Auch Mitte-Nationalrätin Ruth Humbel sieht Handlungsbedarf: «Die Situation mit den Reiserückkehrern aus dem Kosovo zeigt, dass Eigenverantwortung in einer Krise nicht funktioniert. Der Bundesrat muss jetzt wieder den Tarif durchgeben und klar definieren, was hinsichtlich der Herbstferien für Reiserückkehrer gilt.» Humbel würde es begrüssen, wenn die Testpflicht für alle rigoros durchgesetzt würde. «Ungeimpfte müssten in Quarantäne und dürften diese erst wieder verlassen, wenn sie nach mindestens vier Tagen erneut einen negativen Test vorweisen können.» Um die Testpflicht durchzusetzen, will Humbel etwa die Carunternehmen in die Pflicht nehmen: «Sie müssten dafür sorgen, dass sämtliche Personen, die per Car zurück in die Schweiz kommen, sich testen lassen.»

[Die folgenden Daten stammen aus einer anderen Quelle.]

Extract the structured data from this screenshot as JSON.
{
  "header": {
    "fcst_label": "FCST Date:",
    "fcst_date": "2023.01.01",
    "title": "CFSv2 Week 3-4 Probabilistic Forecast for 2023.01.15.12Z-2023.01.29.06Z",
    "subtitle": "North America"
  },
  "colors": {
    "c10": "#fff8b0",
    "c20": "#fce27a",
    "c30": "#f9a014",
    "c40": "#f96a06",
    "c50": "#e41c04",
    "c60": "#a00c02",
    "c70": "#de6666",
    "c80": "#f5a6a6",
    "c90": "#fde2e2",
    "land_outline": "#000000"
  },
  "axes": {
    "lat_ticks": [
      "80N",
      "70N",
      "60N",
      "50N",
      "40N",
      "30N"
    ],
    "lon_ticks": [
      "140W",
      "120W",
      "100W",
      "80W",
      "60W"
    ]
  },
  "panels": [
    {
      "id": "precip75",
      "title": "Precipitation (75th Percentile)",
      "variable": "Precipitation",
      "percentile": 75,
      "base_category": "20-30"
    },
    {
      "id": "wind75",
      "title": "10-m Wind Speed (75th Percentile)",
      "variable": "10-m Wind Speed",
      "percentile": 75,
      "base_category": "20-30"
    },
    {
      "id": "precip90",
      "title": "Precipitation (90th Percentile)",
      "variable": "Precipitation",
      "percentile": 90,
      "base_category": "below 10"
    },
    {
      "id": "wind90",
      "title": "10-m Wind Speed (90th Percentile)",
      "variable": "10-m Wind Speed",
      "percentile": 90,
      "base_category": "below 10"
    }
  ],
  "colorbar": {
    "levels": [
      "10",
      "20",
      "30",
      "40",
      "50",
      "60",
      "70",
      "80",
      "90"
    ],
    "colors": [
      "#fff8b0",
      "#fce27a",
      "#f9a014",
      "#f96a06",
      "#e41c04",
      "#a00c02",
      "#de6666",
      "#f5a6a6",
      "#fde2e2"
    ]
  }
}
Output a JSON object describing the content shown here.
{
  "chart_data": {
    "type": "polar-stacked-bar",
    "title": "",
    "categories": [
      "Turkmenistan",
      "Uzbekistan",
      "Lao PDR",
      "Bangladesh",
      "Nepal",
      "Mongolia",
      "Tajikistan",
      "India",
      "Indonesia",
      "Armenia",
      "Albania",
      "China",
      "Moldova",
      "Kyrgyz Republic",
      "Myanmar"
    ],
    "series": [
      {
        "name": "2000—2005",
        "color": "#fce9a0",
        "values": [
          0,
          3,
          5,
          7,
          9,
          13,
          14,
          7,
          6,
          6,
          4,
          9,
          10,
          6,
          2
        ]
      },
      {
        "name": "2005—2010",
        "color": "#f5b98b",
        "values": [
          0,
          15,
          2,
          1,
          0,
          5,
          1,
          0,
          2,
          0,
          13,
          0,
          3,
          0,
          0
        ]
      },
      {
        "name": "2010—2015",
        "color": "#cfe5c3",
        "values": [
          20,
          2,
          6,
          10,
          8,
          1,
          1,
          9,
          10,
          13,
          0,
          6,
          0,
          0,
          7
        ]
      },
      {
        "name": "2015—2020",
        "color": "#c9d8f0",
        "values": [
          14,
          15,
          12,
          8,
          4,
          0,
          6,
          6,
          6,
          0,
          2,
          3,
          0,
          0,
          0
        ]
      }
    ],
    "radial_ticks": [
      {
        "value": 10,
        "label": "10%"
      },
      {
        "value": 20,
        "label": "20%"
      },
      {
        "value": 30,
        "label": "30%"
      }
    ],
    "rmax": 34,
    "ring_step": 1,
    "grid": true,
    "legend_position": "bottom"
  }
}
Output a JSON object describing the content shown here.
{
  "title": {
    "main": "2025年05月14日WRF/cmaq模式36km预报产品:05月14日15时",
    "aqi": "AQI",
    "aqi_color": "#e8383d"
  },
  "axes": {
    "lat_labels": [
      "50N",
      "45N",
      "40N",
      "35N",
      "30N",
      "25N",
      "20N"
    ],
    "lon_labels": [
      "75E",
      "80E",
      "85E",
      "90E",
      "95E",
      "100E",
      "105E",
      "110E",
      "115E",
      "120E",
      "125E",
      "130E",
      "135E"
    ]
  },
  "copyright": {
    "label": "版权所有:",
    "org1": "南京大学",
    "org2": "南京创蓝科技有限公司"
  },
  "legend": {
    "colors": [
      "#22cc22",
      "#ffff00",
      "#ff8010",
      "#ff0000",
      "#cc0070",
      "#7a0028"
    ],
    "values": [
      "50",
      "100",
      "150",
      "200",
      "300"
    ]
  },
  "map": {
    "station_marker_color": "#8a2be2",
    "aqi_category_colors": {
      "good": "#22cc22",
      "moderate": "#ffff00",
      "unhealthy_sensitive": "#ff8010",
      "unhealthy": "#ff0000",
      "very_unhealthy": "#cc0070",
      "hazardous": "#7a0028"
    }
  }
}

Doch was muss passieren – epidemiologisch und zahlenseitig –, damit die Reisequarantänepflicht wieder eingeführt wird? Travelnews hat sich mit dieser Frage heute Morgen an das BAG gewandt. Indes bloss diese Antwort erhalten: «Über allfällige Massnahmen entscheidet der Bundesrat jeweils an seinen Sitzungen».

Nun liegt der Ball beim Bundesrat. Auf die nächsten Ankündigungen – wohl schon am Mittwoch – darf man gespannt sein, insbesondere in der Reisebranche. In fünf Wochen stehen schliesslich die Herbstferien an.